RÖPORTAJ: GİZEM YILDIZ

Merhaba Fadik Hanım, şu an sizi reyting rekortmeni “Kardeşlerim” dizisinde izliyoruz. Şengül karakterinde sizi çağıran, ilginizi çeken özellik neydi?

Şengül  ekranlarda görmediğimiz bir karakterdi benim için. Şengül ailemizde ya yengemiz ya da ablamız olarak karşımıza çıkarken bir yandan da çok komik yanları olan ama aynı zamanda karanlık taraflarını da ortaya koymaktan çekinmeyen, eskilerin deyini ile şahsına  münhasır bir kadın.  Sosyal medyada Şengül ismi bir fille dönüştü. Şengüling! Kelime anlamıyla; dedikodu yapmak, entrika çevirmek, gizli yapılan her şeyin komik haline ' Şengüling' diye hashag koyuyorlar artık

Kardeşlerim dizisinin bu kadar çok sevileceğini, fanları oluşacağını senaryoyu okuduğunuzda hissetmiş miydiniz?

Menajerim Gülistan’la beraber okuduk senaryoyu açıkçası bu karakterdeki cevheri o gördü ve beni ikna etti. Ama dizinin reytinglerde birinci olacağını rüyamda görmüştüm. Hissi kablel vuku biliyordum başarılı olacağını.

Ailesini kaybetmiş 4 çocuğun dramını izliyoruz. Çok klasik gibi görünen ama kendi içinde çok naif işlenmiş bir konusu var. Siz nasıl bir ailenin içinde büyüdünüz? Nasıl bir çocukluk geçirdiniz?

İşte burada Şengül ile tek bir ortak noktam bile olmadığı ortaya çıkıyor.  Sosyo ekonomik olarak da Şengül ile son derece farklıyız. Babam Sönmez Atasoy seyirci onu Kurtlar vadisini  Halo dayısı olarak tanıdı ama aslen kendisi senelerce Devlet tiyatrolarında  yazar, yönetmen ve oyuncu olarak nice esere imza atmıştır. Annem Emel Göksu o da Devlet Tiyatrolarında oyuncu ve yönetmen olarak emek vermiştir seyirci onu da Bizim Evin Halleri Fincan Hala olarak tanır. Yani aslında biz orta sınıf okumuş bir aileyiz, Edebiyat ve sanatla büyümüş, vaktini tiyatro kulislerinde geçirmiş, entelektüel bir ailenin kızıyım. Bilkent Üniversitesi tiyatro bölümünden burslu mezun oldum. Fakat  kendi memleketini iyi tanıyan, Anadolu geleneklerini bilen bir evlat olarak yetiştim. Bizim ailede en önemli etik  kul ve yetim hakki yemeden ismimize yakışır bir hayat sürmek ve bir sonraki nesillere gurur duyacakları eserler bırakarak yaşamak olmuştur. Kısaca Şengül ile ben Gündüz ve Gece kadar benzemiyoruz.

Şengül hem güldüren hem de kızdıran kötü bir karakteri canlandırıyor. Onun gibi bir arkadaşınız olsa ne söylemek isterdiniz?

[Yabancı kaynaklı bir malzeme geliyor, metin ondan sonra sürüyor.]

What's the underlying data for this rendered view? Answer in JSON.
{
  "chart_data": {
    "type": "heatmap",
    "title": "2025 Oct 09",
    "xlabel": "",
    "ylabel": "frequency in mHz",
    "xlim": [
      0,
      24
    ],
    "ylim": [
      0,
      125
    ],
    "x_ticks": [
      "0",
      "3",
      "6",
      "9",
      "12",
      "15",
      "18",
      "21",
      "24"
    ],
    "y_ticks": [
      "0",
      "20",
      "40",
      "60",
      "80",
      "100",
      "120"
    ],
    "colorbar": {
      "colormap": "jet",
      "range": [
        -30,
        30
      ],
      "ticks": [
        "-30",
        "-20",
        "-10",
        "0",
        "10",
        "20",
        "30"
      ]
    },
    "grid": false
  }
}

Acil bir terapiste görün derdim :)

Şengül karakterini Fadik’in dilinden anlatsanız, onda en çok sevdiğiniz özelliği ne olurdu?

Espri yeteneğine hayranım, müthiş oyunculuk yanları var. Gerçek bir drama kraliçesi :)

Kısa bir zaman önce Amerika’da yaşıyordunuz. “Kardeşlerim” dizisi için mi Türkiye’ye dönüş yaptınız?

Ben Amerika’da  Newyork 42. cadde Broadway'e de oynamak için United Solo festivaline seçilen tek kişilik oyunumun hazırlıkları içindeydim Avrupa turnesini yeni bitirmiş İstanbul’dan oraya geçecektim ki pandemi oldu ve Broadway kapandı, ben İstanbul’da karantina da kalınca, tam o dönemde “Kardeşlerim” teklif olarak gelince kısmet buymuş deyip kaldım. İyi ki kalmışım çünkü hem yapımcımız Nazlı  Heptürk hem yönetmenim Serkan Birinci ile çalışma şansına sahip oldum, tüm ekip benim ailem oldu, birkaç gün çekim olmasa çok  özlüyorum. Hem diziyi hem ekibimizi kendi ailem gibi seviyorum. İyi ki kalmışım, iyi ki bu isin bir parçasıyım. Seyircinin kalbine girdiğimiz için de çok gurur duyuyorum.

Bu dönüş için kesin dönüş diyebilir miyiz?

Benim işim nerede ise orada yaşıyorum Amerika da tek kişilik tiyatro oyunum ve orada çektiğim sinema filmi için mesai geçirdim. Bu dizi devam ettiği surece buradayım. Sonraki projem nerede olursa oradayım. Kısaca ben de gitmek ya da dönmek diye bir olgu yok. Is nerede ise ben oradayım. İki ülkede de yaşamım ve düzenim var.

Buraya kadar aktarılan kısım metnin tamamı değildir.